Though respondent No.1 based his satisfaction on the 18 grounds, but he merely referred to the cases in Crime No.9 of 1992 and Crime No. 20 of 1997 in which the detenu was acquitted. Merely because respondent No.1 had made a mention of Crime No.9 of 1992 and Crime No. 20 of 1997 in which he was acquitted, in the order of detention, it cannot be said that he has based his satisfaction on the said two crimes also. Hence, respondent No.1, in the passing of the order of detention, as confirmed by respondent No.2, cannot be said to have based his satisfaction on the said two stale and old incidents in Crime No.9 of 1992 and Crime No.20 of 1997, in which the detenu was acquitted.

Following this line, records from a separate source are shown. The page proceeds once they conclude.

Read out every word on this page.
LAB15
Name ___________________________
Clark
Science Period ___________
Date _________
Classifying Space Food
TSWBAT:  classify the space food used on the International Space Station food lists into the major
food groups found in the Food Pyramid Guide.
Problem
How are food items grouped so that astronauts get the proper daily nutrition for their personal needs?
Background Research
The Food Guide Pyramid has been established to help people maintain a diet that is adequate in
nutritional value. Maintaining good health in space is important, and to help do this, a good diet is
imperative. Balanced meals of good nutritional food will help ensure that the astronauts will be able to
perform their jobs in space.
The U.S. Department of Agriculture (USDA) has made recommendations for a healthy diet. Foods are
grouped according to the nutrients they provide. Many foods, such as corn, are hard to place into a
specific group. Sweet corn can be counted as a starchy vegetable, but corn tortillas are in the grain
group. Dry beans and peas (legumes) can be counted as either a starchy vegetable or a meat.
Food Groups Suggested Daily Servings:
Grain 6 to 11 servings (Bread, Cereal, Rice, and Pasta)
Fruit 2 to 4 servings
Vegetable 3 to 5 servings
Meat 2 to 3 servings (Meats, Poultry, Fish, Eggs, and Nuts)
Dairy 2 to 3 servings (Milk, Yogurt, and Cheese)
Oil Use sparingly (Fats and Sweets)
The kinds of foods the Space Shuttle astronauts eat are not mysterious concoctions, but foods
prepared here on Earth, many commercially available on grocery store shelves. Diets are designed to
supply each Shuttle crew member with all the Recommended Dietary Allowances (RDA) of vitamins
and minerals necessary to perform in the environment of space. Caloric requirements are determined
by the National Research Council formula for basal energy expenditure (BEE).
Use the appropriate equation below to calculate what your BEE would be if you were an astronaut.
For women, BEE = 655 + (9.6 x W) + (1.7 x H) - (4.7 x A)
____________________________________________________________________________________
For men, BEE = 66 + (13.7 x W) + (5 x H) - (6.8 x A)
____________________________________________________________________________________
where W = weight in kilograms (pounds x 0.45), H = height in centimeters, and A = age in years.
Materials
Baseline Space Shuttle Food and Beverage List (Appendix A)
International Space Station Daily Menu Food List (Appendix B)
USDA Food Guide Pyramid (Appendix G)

The detenu is alleged to be habitually indulging in illicit cutting, storing, transportation and smuggling of red sanders, which is said to be corroding the rare species of pristine red sanders and national wealth, which belongs to the public at large. The fact that he is habitually indulging in such illegal activities is evident from the fact that he is said to be involved in 18 crimes, and as the detenu in spite of registration of several crimes against him, is committing the very same offences, and as the ordinary laws under which he is being prosecuted are not sufficient to curb his illegal activities, respondent No.1 having come to the conclusion that the activities of the detenu are prejudicial to the maintenance of public order, has passed the order of detention, which as confirmed by respondent No.2, does not call for interference by this Court in writ petition.
The writ petition is devoid of merit, and the same is accordingly dismissed. No costs.